Trastornos de Próstata y Vesículas Seminales

Prostatitis.

En la prostatitis aguda la glándula está uniformemente aumentada de volumen, caliente y dolorosísima. En la prostatitis crónica es dura e irregularmente nodular. Los surcos laterales se conservan bien. La glándula tiende a ser pastosa y ligeramente dolorosa.

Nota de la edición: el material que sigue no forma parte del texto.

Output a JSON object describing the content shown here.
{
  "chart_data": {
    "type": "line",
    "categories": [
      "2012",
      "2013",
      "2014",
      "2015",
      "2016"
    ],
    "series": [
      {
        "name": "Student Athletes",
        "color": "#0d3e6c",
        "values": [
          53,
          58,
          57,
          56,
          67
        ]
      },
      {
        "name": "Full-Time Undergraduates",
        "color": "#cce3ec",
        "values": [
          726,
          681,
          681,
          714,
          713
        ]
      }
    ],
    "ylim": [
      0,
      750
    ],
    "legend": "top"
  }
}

Hipertrofia Benigna de la Próstata.
Uno de los primeros signos de hipertrofia benigna de la glándula prostática es la desaparición del surco medio. La hipertrofia tiende a ser simétrica; la glándula es dura y elástica.

Carcinoma Prostático.
Signo precoz del mismo es la desaparición de los surcos laterales. Debe hacer sospechar carcinoma la presencia de cualquier nódulo aislado de gran dureza.

Cálculos Prostáticos.
Ocasionalmente se pueden percibir cálculos prostáticos inmediatamente por debajo de la superficie de la glándula en forma de nódulos pequeñas, duros, como cuentas de rosario.

Lesiones Anorrectales

Las que mencionamos en seguida son fáciles de descubrir por examen físico:

Apéndices Hemorroidales Externos.
Se trata del resultado ultimo de trombosis ocurridas en hemorroides externas. Aparecen como grandes pliegues fibróticos de la piel. Generalmente no producen síntomas, pero pueden acompañarse de prurito anal.

Prurito Anal.
Los pliegues radiados normales de la piel están edematosos, hinchados y alargados. La piel presenta excoriaciones y fisuras entre los pliegues; las excoriaciones suelen ser irregulares y provienen del rascado.

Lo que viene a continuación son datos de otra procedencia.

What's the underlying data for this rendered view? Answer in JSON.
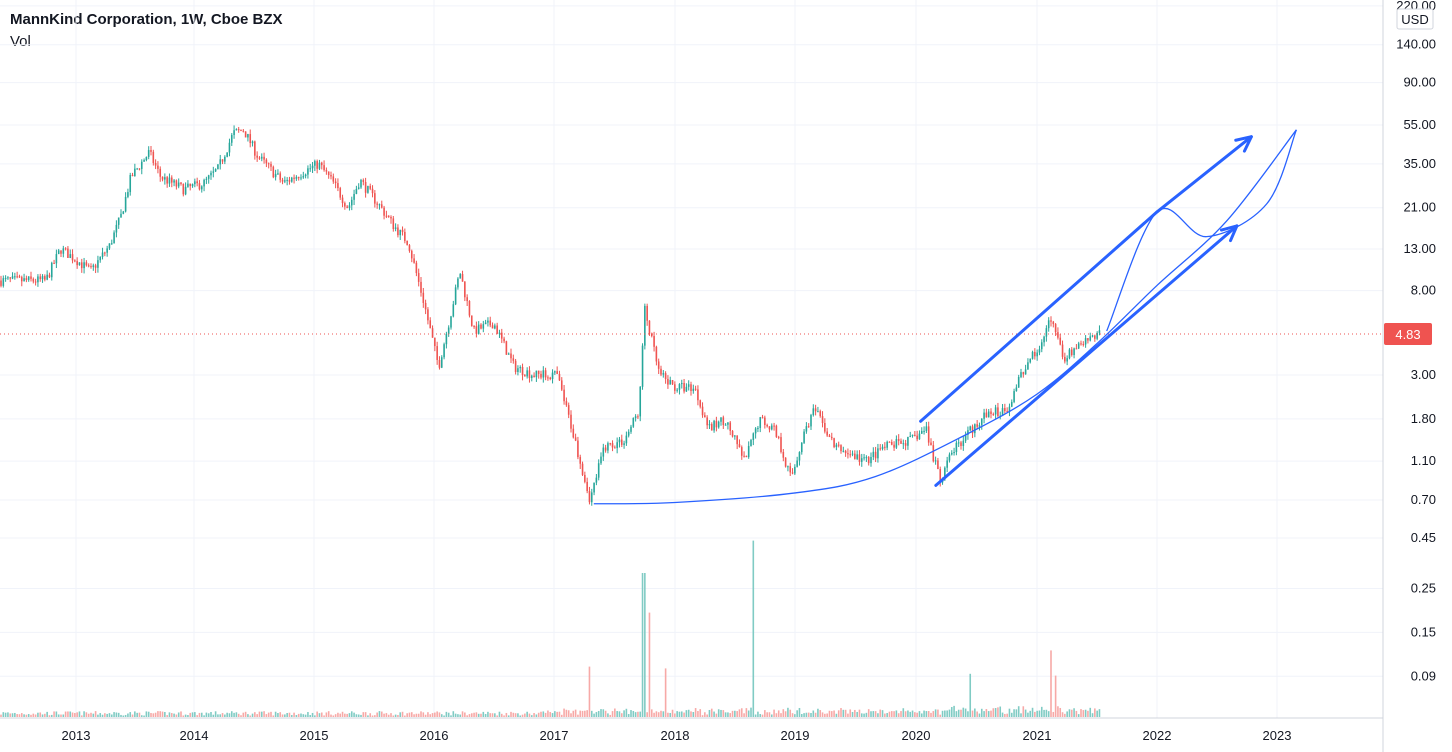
{
  "legend": {
    "title": "MannKind Corporation, 1W, Cboe BZX",
    "volume_label": "Vol"
  },
  "currency": "USD",
  "last_price_label": "4.83",
  "colors": {
    "up": "#26a69a",
    "down": "#ef5350",
    "vol_up": "#80cbc4",
    "vol_down": "#f7a9a7",
    "drawing": "#2962ff",
    "price_line": "#ef5350",
    "grid": "#f0f3fa"
  },
  "chart_data": {
    "type": "candlestick",
    "scale": "log",
    "x_labels": [
      "2013",
      "2014",
      "2015",
      "2016",
      "2017",
      "2018",
      "2019",
      "2020",
      "2021",
      "2022",
      "2023"
    ],
    "y_ticks": [
      "220.00",
      "140.00",
      "90.00",
      "55.00",
      "35.00",
      "21.00",
      "13.00",
      "8.00",
      "4.83",
      "3.00",
      "1.80",
      "1.10",
      "0.70",
      "0.45",
      "0.25",
      "0.15",
      "0.09"
    ],
    "last_price": 4.83,
    "price_path": [
      [
        "2012-10-01",
        9.0
      ],
      [
        "2012-11-15",
        13.0
      ],
      [
        "2013-01-01",
        11.5
      ],
      [
        "2013-02-15",
        10.0
      ],
      [
        "2013-04-15",
        13.5
      ],
      [
        "2013-05-20",
        19.0
      ],
      [
        "2013-06-20",
        30.0
      ],
      [
        "2013-08-15",
        40.0
      ],
      [
        "2013-09-20",
        30.0
      ],
      [
        "2013-12-01",
        26.0
      ],
      [
        "2014-02-01",
        28.0
      ],
      [
        "2014-03-15",
        33.0
      ],
      [
        "2014-05-01",
        50.0
      ],
      [
        "2014-06-01",
        52.0
      ],
      [
        "2014-07-15",
        38.0
      ],
      [
        "2014-10-01",
        28.0
      ],
      [
        "2014-12-01",
        32.0
      ],
      [
        "2015-01-15",
        35.0
      ],
      [
        "2015-03-01",
        28.0
      ],
      [
        "2015-04-15",
        21.0
      ],
      [
        "2015-05-20",
        29.0
      ],
      [
        "2015-07-15",
        22.0
      ],
      [
        "2015-09-01",
        17.0
      ],
      [
        "2015-10-15",
        14.0
      ],
      [
        "2015-12-01",
        7.0
      ],
      [
        "2016-01-15",
        3.3
      ],
      [
        "2016-02-20",
        6.0
      ],
      [
        "2016-03-20",
        10.0
      ],
      [
        "2016-05-01",
        5.0
      ],
      [
        "2016-07-01",
        5.5
      ],
      [
        "2016-09-01",
        3.3
      ],
      [
        "2016-11-01",
        3.0
      ],
      [
        "2017-01-10",
        3.0
      ],
      [
        "2017-03-01",
        1.5
      ],
      [
        "2017-04-20",
        0.7
      ],
      [
        "2017-06-01",
        1.3
      ],
      [
        "2017-08-01",
        1.4
      ],
      [
        "2017-09-15",
        2.0
      ],
      [
        "2017-10-01",
        6.5
      ],
      [
        "2017-11-15",
        3.0
      ],
      [
        "2018-01-01",
        2.6
      ],
      [
        "2018-03-01",
        2.6
      ],
      [
        "2018-04-15",
        1.6
      ],
      [
        "2018-06-01",
        1.8
      ],
      [
        "2018-08-01",
        1.1
      ],
      [
        "2018-09-15",
        1.8
      ],
      [
        "2018-11-01",
        1.6
      ],
      [
        "2018-12-20",
        0.9
      ],
      [
        "2019-02-01",
        1.6
      ],
      [
        "2019-03-01",
        2.0
      ],
      [
        "2019-05-01",
        1.3
      ],
      [
        "2019-08-01",
        1.1
      ],
      [
        "2019-10-01",
        1.3
      ],
      [
        "2019-12-15",
        1.4
      ],
      [
        "2020-02-01",
        1.6
      ],
      [
        "2020-03-15",
        0.85
      ],
      [
        "2020-04-15",
        1.2
      ],
      [
        "2020-06-01",
        1.5
      ],
      [
        "2020-08-01",
        1.9
      ],
      [
        "2020-10-01",
        2.0
      ],
      [
        "2020-12-01",
        3.5
      ],
      [
        "2021-01-15",
        4.2
      ],
      [
        "2021-02-15",
        6.0
      ],
      [
        "2021-03-20",
        3.6
      ],
      [
        "2021-05-15",
        4.3
      ],
      [
        "2021-07-15",
        4.83
      ]
    ],
    "volume_spikes": [
      [
        "2017-04-20",
        0.28
      ],
      [
        "2017-09-28",
        0.8
      ],
      [
        "2017-10-15",
        0.58
      ],
      [
        "2017-12-01",
        0.27
      ],
      [
        "2018-08-25",
        0.98
      ],
      [
        "2020-06-15",
        0.24
      ],
      [
        "2021-02-15",
        0.37
      ],
      [
        "2021-03-01",
        0.23
      ]
    ],
    "drawings": {
      "rounded_bottom": [
        [
          "2017-05-01",
          0.67
        ],
        [
          "2018-01-01",
          0.68
        ],
        [
          "2019-01-01",
          0.76
        ],
        [
          "2019-09-01",
          0.92
        ],
        [
          "2020-06-01",
          1.5
        ],
        [
          "2021-01-01",
          2.4
        ],
        [
          "2021-07-01",
          4.3
        ],
        [
          "2022-01-01",
          8.5
        ],
        [
          "2022-08-01",
          18.0
        ],
        [
          "2023-03-01",
          52.0
        ]
      ],
      "channel_upper": [
        [
          "2020-01-15",
          1.75
        ],
        [
          "2022-01-01",
          20.0
        ]
      ],
      "channel_lower": [
        [
          "2020-03-01",
          0.83
        ],
        [
          "2022-09-01",
          17.0
        ]
      ],
      "arrow_upper": [
        [
          "2022-01-01",
          20.0
        ],
        [
          "2022-10-15",
          48.0
        ]
      ],
      "projection_curve": [
        [
          "2021-08-01",
          5.0
        ],
        [
          "2022-01-01",
          20.0
        ],
        [
          "2022-06-01",
          15.0
        ],
        [
          "2022-12-01",
          22.0
        ],
        [
          "2023-03-01",
          52.0
        ]
      ]
    }
  }
}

Hemorroides Externas Trombosadas.
Una hemorroide externa trombosadas forma un tumor muy doloroso, netamente circunscrito, de tono azulado, situado inmediatamente a la entrada del conducto anal.

Hemorroides Internas.
Las hemorroides internas que no se prolapsan pueden resultar difíciles de descubrir si no es por examen anoscópico. En ocasiones pueden percibirse como pliegues blandos que se dirigen hacia arriba desde el conducto anal penetrando en el recto.

Fisura Anal.
Suele  hallarse en la parte posterior del ano, y el dolor intensísimo hace casi imposible la exploración rectal.


Fístula Anal.
La abertura externa de una fístula anal no puede distinguirse de otros trayectos fistulosos o pequeños abscesos subcutáneos de esta localización.



Papila Hipertrofiada.
Puede palparse como estructura polipoide duro situada en el extremo superior del conducto anal. Las papilas hipertrofiadas muchas veces se describen erróneamente como “hemorroides internas trombosadas” o como “pólipos”.

Prolapso del Recto.
El prolapso sólo puede producirse cuando el paciente hace fuerza sentado, como al evacuar.

Absceso Perirrectal.
Resulta evidente en forma de hinchazón dolorosa junto al conducto anal.

Estenosis Anal.
En este caso no puede introducirse el dedo en el recto a causa de las bridas fibrosas densas que estrechan el conducto. La estenosis anal debe distinguirse de la fibrosis de la porción subcutánea del esfínter externo.

Estenosis Rectal.
Las estenosis inflamatorias del recto la ampolla suele estar disminuida de volumen.

Pólipos Rectales.
Pueden descubrirse por palpación si están al alcance del dedo que efectúa el tacto. El pólipo corriente se percibe como un nódulo blando y pedunculado unido a la pared del recto.

Carcinoma del recto.
Suele reconocerse como una lesión irregular y dura originada en la pared rectal, con una zona central ulcerada. A veces el cáncer puede palparse solamente como una lesión polipoide muy voluminosa sin núcleo central ulcerado.